JDY-31 Bluetooth SPP module

A friend referred me to a ‘replacement' for the HC-05 Bluetooth module, a JDY-31.

Above is a JDY-31 bluetooth module with header pins fitted. The physical design is poor, the header pins can be fitted from only one side (not plated through holes, no pads on the other side, probably to suit the base board below), and the black plastic part obscures the board labelling of the pins.

Note, the basic module above is specified for maximum of 3.6V, it is not guaranteed for 5V operation. A quick inspection suggested this may be pin compatible with the ‘mother board' for HC-05 modules which provide a 3.3V regulator and level conversion to permit operation from 5V.

The JDY-31 is advertised as “replaces HC-05” and “HC-05 compatible” by various online sellers, and it is cheap, I bought three for under $10 shipped… though it took a couple of months for them to arrive.

Compatibility with HC-05

It is a lie!

The command set is not compatible, the procedure for programming is different.

More importantly, the JDY-31 appears to recognise line endings to trigger transmission, so it is a structured text based channel and may not work with some applications that worked with the HC-05 (which provided a binary channel).

I intialise these things with an expect script. Here is an expect script for intialising a JDY-31 module.

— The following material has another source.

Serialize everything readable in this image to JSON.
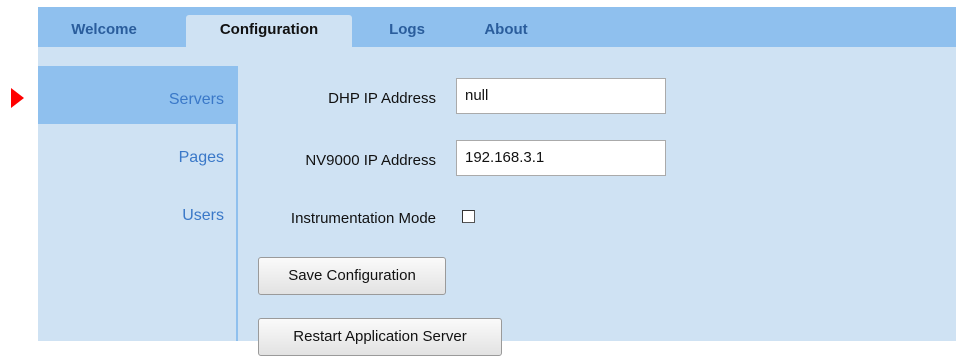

Note that the JDY-31 will interpret AT commands any time that it is not paired (differently than the HC-05).

#!/usr/bin/expect

package require Expect
package require cmdline 1.5

#HC06 baud code conversion array
set baud(1200) 1
set baud(2400) 2
set baud(4800) 3
set baud(9600) 4
set baud(19200) 5
set baud(38400) 6
set baud(57600) 7
set baud(115200) 8
set baud(128000) 9

set MyCommandName [::cmdline::getArgv0]
set options {
#  {c.arg "\\\\.\\COM1" "comm port"}
  {c.arg "/dev/ttyUSB1" "comm port"}
  {o.arg "9600" "old baud rate"}
  {s.arg "115200" "new baud rate"}
  {n.arg "test" "name"}
  {p.arg "1234" "PIN"}
  }
set usage ": $MyCommandName \[options] filename ...\noptions:"
try {
  array set params [::cmdline::getoptions argv $options $usage]
  } trap {CMDLINE USAGE} {msg o} {
  # Trap the usage signal, print the message, and exit the application.
  # Note: Other errors are not caught and passed through to higher levels!
  puts $msg
  exit 1
  }

#initialise bluetooth vars
set port $params(c)
set obaud $params(o)
set nbaud $params(s)
set name $params(n)
set pin $params(p)

encoding system iso8859-1

#source [file dirname [info script]]/log.expect
set line "\n***** "
append line [timestamp -format "%Y-%m-%d %H:%M:%S" -gmt]
append line " $argv0 starting...\n\n"
#send_log $line
send_tty $line

send_tty "Open port $port\n";

set com [open $port r+]
send_tty "fconfigure $com -mode $obaud,n,8,1 -encoding binary -buffering none -translation binary\n\n"

fconfigure $com -mode $obaud,n,8,1 -encoding binary -buffering none -translation binary
set spawned [spawn -open $com]
set timeout 2

after 500
send_tty "\nAT+VERSION\n"
send "AT+VERSION\r\n"
after 500
expect {
-re \\+VERSION=.*$ {}
timeout {send_tty "... something wrong here, aborting.\n";abort}
}

after 500
send_tty "\nAT+NAME=$name\n"
send "AT+NAME=$name\r\n"
after 500
expect {
-re OK.*$ {}
timeout {send_tty "... something wrong here, aborting.\n";abort}
}

after 500
send_tty "\nAT+PIN$pin\r\n"
send "AT+PIN$pin\r\n"
#send "AT+PIN\r\n"
after 500
expect {
-re OK.*$ {}
timeout {send_tty "... something wrong here, aborting.\n";abort}
}

after 500
send_tty "\nAT+BAUD$baud($nbaud)\r\n"
send "AT+BAUD$baud($nbaud)\r\n"
after 500
expect {
-re OK.*$ {}
timeout {send_tty "... something wrong here, aborting.\n";abort}
}

send_tty "\n\nAll good...\n";

Conclusions

Cheap, requires different programming procedure, may work with most text based applications, requires 3V supply.